Para longtermis menanggapi bahwa versi yang lebih lemah dari filsafat ini jauh lebih tidak menuntut, dan banyak upaya dan pengeluaran mereka - misalnya, mengurangi risiko eksistensial - bermanfaat baik untuk saat ini maupun masa depan. Jika dunia berakhir, orang-orang nyata saat ini akan menjadi yang pertama kali menderita. Namun, jika dibawa ke tingkat yang ekstrem, beberapa kritikus khawatir etika populasi yang menjadi dasar longtermism dapat mengarah pada bentuk pemerasan matematis, sebuah pembenaran untuk mengabaikan kebutuhan saat ini. Lebih buruk lagi, itu bisa menyebabkan bahaya nyata melalui tindakan fanatik untuk mengurangi kemungkinan kecil bahaya di masa depan yang jauh. Dalam istilah EA, ini akan disebut "mengambil kereta sampai ke kota gila."
Namun, apakah peduli dengan nasib jangka panjang kemanusiaan dan planet ini harus dilakukan dengan mengorbankan saat ini? Apakah memilih salah satunya tak terhindarkan? Saya tidak percaya begitu.
Seringkali pendekatan yang memiliki pandangan masa depan yang panjang ini berbicara dalam bahasa yang berbeda, dengan prioritas dan nilai yang berbeda: beberapa bersifat transendental dan berakar pada keyakinan; yang lain bersifat sekuler dan berdasarkan bukti empiris. Beberapa meluas ke skala waktu berabad-abad; yang lain mencakup jutaan tahun, jauh lebih lama dari umur manusia. Beberapa fokus hanya pada kemanusiaan; yang lain melibatkan dunia alam juga.

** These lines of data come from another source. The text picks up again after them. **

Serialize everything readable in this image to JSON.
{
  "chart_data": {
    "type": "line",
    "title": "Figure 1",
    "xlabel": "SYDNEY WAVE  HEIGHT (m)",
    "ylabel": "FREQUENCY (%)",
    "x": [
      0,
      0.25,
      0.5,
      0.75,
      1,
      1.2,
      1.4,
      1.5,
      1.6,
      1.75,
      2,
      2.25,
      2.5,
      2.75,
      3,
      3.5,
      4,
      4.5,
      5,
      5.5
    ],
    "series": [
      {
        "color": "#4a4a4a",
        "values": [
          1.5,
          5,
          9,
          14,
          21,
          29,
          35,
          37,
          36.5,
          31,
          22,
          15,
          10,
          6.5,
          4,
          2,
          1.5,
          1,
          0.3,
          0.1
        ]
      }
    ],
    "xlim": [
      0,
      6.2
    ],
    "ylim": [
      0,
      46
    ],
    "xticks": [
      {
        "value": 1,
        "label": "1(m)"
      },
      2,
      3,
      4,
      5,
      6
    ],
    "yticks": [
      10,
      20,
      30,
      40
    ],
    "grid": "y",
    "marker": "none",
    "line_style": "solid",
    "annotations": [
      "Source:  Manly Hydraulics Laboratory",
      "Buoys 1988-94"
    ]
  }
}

Bertemu dengan semua sudut pandang yang berbeda ini telah menunjukkan kepada saya bahwa mengambil pandangan jangka panjang dapat dan seharusnya menjadi plural dan demokratis. Dan yang lebih penting, mereka menunjukkan bahwa memperluas lingkaran perhatian seseorang untuk generasi masa depan tidak berarti memprioritaskan masa depan di atas segalanya. Jika ada yang, saya telah menemukan bahwa melihat ke masa depan yang lebih panjang sering kali memberikan makna yang lebih besar bagi kehidupan saat ini: menawarkan perspektif dan harapan di tengah krisis dan kesulitan, serta sumber energi, otonomi, dan panduan saat dibutuhkan.